The question then arises as to the settlement of the underlying case. Is the settlement, as Liberty now argues, an automatic bar to any claim for the costs that were "taxed" against Prichard in the underlying suit, given that the cost award existed only for the short period of time between the judgment and the settlement?
The speed of the settlement in the wake of the judgment obviates any argument that Liberty somehow "breached" its defense duty by not immediately cutting a check for the amount.
Answer: no. The settlement of the whole underlying suit included the cost award. An insurer doesn't necessarily escape an indemnity obligation just because a case is settled (e.g., Fireman's Fund Ins. Co. v. Maryland Casualty Co. (1998) 65 Cal.App.4th 1279, 1307-1308; see also Collins Development Co. v. D. J. Plastering, Inc. (2000) 81 Cal.App.4th 771, 776 [general principles of indemnity where indemnity settles without trial]), so there is no reason that there should be any per se immunity from the supplementary payments obligation, particularly given that such payments (unlike the classic indemnification obligation but like defense costs), are independent of actual coverage.
The trial court was thus well within the bounds of reason to grant a new trial as to the cost issue. We need not comment further on the issues that might be part of any new trial.
There is, finally, the question of the standing of certain of the Prichard parties at the retrial, though it is probably only an academic matter. Only two of the Prichard entities, Prichard himself and La Carona Foods, were sued on the one potentially covered cause of action, defamation. From this it follows that only they were owed a defense, and from that we must conclude that only they have a claim for the "costs taxed" in the underlying action. As a housekeeping matter, then, the plaintiffs on retrial will only be Prichard and La Carona. (The new trial order, then, is technically reversed insofar as it applies to any other plaintiffs than Prichard and La Carona, but is affirmed as to them.)

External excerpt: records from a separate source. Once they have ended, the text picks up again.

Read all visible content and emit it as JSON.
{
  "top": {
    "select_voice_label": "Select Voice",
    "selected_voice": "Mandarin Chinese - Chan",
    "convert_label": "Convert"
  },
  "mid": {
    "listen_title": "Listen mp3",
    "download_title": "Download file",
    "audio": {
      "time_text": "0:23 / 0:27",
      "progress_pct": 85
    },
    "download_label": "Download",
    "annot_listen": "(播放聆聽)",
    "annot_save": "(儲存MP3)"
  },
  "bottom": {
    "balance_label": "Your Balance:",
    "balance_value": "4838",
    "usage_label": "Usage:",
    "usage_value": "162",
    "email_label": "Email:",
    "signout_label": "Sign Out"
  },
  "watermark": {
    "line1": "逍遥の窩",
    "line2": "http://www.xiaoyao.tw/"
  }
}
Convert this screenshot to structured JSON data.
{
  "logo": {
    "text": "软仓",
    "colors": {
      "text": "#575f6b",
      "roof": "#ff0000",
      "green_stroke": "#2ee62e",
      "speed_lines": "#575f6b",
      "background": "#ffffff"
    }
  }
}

To recap our conclusions: Liberty defended the underlying action, and did not breach its duty to defend. Ergo, Liberty did not breach the contract in bad faith, and therefore was not estopped to assert a policy period defense. The merits of that defense must be tried on remand. Likewise, because the insurance contract obligated Liberty to pay all costs in any lawsuit it defends, Prichard certainly may have a new trial in which to seek the costs assessed him in the underlying action.
The judgment and new trial order are affirmed in part and reversed and remanded with directions in part, in accord with the summary provided at the beginning of this opinion. Given the split decision, each side will bear its costs in this appeal.
These modifications do not effect a change in the judgment.